Генка говорил иногда будто не по-русски: «дал мазу», «держи пять», «хиляй отсюда». Нельзя сказать, чтоб мне не нравился острый воровской жаргон. Я усердно учился. Да и выражения-то вроде: «Ты, профура, сыпь с маком!» — запоминались на удивление прочно.
Но воровать я не решался. Здесь бабушкины запреты были непереступимы.
— Не зарься на чужое. Кто на чужое обзарится — все свое потеряет, — поучала она. — Старые люди так говорили: «Меряй-примеривай, вешай-привешивай».
И сердилась, когда узнавала, что я работал черпалкой, по целым дням не разговаривала со мной.
Генка предлагал украсть чего-нибудь «на пару».

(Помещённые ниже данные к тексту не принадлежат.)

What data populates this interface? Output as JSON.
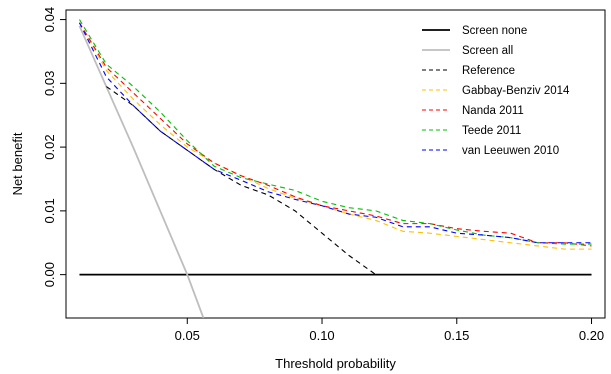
{
  "chart_data": {
    "type": "line",
    "title": "",
    "xlabel": "Threshold probability",
    "ylabel": "Net benefit",
    "xlim": [
      0.005,
      0.205
    ],
    "ylim": [
      -0.0068,
      0.0415
    ],
    "xticks": [
      0.05,
      0.1,
      0.15,
      0.2
    ],
    "xtick_labels": [
      "0.05",
      "0.10",
      "0.15",
      "0.20"
    ],
    "yticks": [
      0.0,
      0.01,
      0.02,
      0.03,
      0.04
    ],
    "ytick_labels": [
      "0.00",
      "0.01",
      "0.02",
      "0.03",
      "0.04"
    ],
    "grid": false,
    "legend_position": "top-right",
    "series": [
      {
        "name": "Screen none",
        "color": "#000000",
        "dash": "solid",
        "x": [
          0.01,
          0.2
        ],
        "y": [
          0.0,
          0.0
        ]
      },
      {
        "name": "Screen all",
        "color": "#bebebe",
        "dash": "solid",
        "x": [
          0.01,
          0.03,
          0.05,
          0.056
        ],
        "y": [
          0.039,
          0.0199,
          0.0,
          -0.0068
        ]
      },
      {
        "name": "Reference",
        "color": "#000000",
        "dash": "dashed",
        "x": [
          0.02,
          0.03,
          0.04,
          0.05,
          0.06,
          0.07,
          0.08,
          0.09,
          0.1,
          0.11,
          0.12
        ],
        "y": [
          0.0295,
          0.0265,
          0.0225,
          0.0195,
          0.0165,
          0.014,
          0.0125,
          0.01,
          0.0065,
          0.003,
          0.0
        ]
      },
      {
        "name": "Gabbay-Benziv 2014",
        "color": "#ffc000",
        "dash": "dashed",
        "x": [
          0.01,
          0.02,
          0.03,
          0.04,
          0.05,
          0.06,
          0.07,
          0.08,
          0.09,
          0.1,
          0.11,
          0.12,
          0.13,
          0.14,
          0.15,
          0.16,
          0.17,
          0.18,
          0.19,
          0.2
        ],
        "y": [
          0.0395,
          0.032,
          0.0275,
          0.0235,
          0.02,
          0.0175,
          0.0155,
          0.0135,
          0.012,
          0.0108,
          0.0095,
          0.0085,
          0.0068,
          0.0065,
          0.006,
          0.0055,
          0.005,
          0.0045,
          0.004,
          0.004
        ]
      },
      {
        "name": "Nanda 2011",
        "color": "#ff0000",
        "dash": "dashed",
        "x": [
          0.01,
          0.02,
          0.03,
          0.04,
          0.05,
          0.06,
          0.07,
          0.08,
          0.09,
          0.1,
          0.11,
          0.12,
          0.13,
          0.14,
          0.15,
          0.16,
          0.17,
          0.18,
          0.19,
          0.2
        ],
        "y": [
          0.0395,
          0.0325,
          0.0285,
          0.0245,
          0.0205,
          0.0175,
          0.0155,
          0.014,
          0.0122,
          0.0108,
          0.01,
          0.0092,
          0.008,
          0.008,
          0.0072,
          0.0068,
          0.0065,
          0.005,
          0.005,
          0.0045
        ]
      },
      {
        "name": "Teede 2011",
        "color": "#00c000",
        "dash": "dashed",
        "x": [
          0.01,
          0.02,
          0.03,
          0.04,
          0.05,
          0.06,
          0.07,
          0.08,
          0.09,
          0.1,
          0.11,
          0.12,
          0.13,
          0.14,
          0.15,
          0.16,
          0.17,
          0.18,
          0.19,
          0.2
        ],
        "y": [
          0.04,
          0.033,
          0.0295,
          0.0255,
          0.021,
          0.017,
          0.0152,
          0.0142,
          0.0132,
          0.0115,
          0.0105,
          0.01,
          0.0085,
          0.008,
          0.007,
          0.0062,
          0.0058,
          0.005,
          0.0048,
          0.0048
        ]
      },
      {
        "name": "van Leeuwen 2010",
        "color": "#0000ff",
        "dash": "dashed",
        "x": [
          0.01,
          0.02,
          0.03,
          0.04,
          0.05,
          0.06,
          0.07,
          0.08,
          0.09,
          0.1,
          0.11,
          0.12,
          0.13,
          0.14,
          0.15,
          0.16,
          0.17,
          0.18,
          0.19,
          0.2
        ],
        "y": [
          0.0395,
          0.031,
          0.0265,
          0.0225,
          0.0195,
          0.0165,
          0.0148,
          0.013,
          0.0118,
          0.0108,
          0.0095,
          0.009,
          0.0075,
          0.0075,
          0.0065,
          0.0062,
          0.0058,
          0.005,
          0.005,
          0.005
        ]
      }
    ]
  }
}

— Эх, голуби у Сыча — блеск. Уведем?
— Ну тебя.
— Испугался. Ты только на шухере постой.
— Ну тебя.
Черные глаза Генки так и стригли. Они никогда не стояли на месте — все время беспокойно перебегали, наглились, посмеивались под густой челкой. И весь он, маленький, ловкий, напоминал зверька, готового укусить и нырнуть в кусты. Он редко ходил шагом, все бегом, вприскочку, оглядываясь и втягивая голову в плечи, точно так же, как его братья, щеголявшие в рваных пиджаках с рукавами до земли.
Голубей у Сычова он украл. Потом Шурка Сычов совершил набег на голубятню Пашковых.
Сделал он еще хуже. Поотрывал Генкиным голубям головы.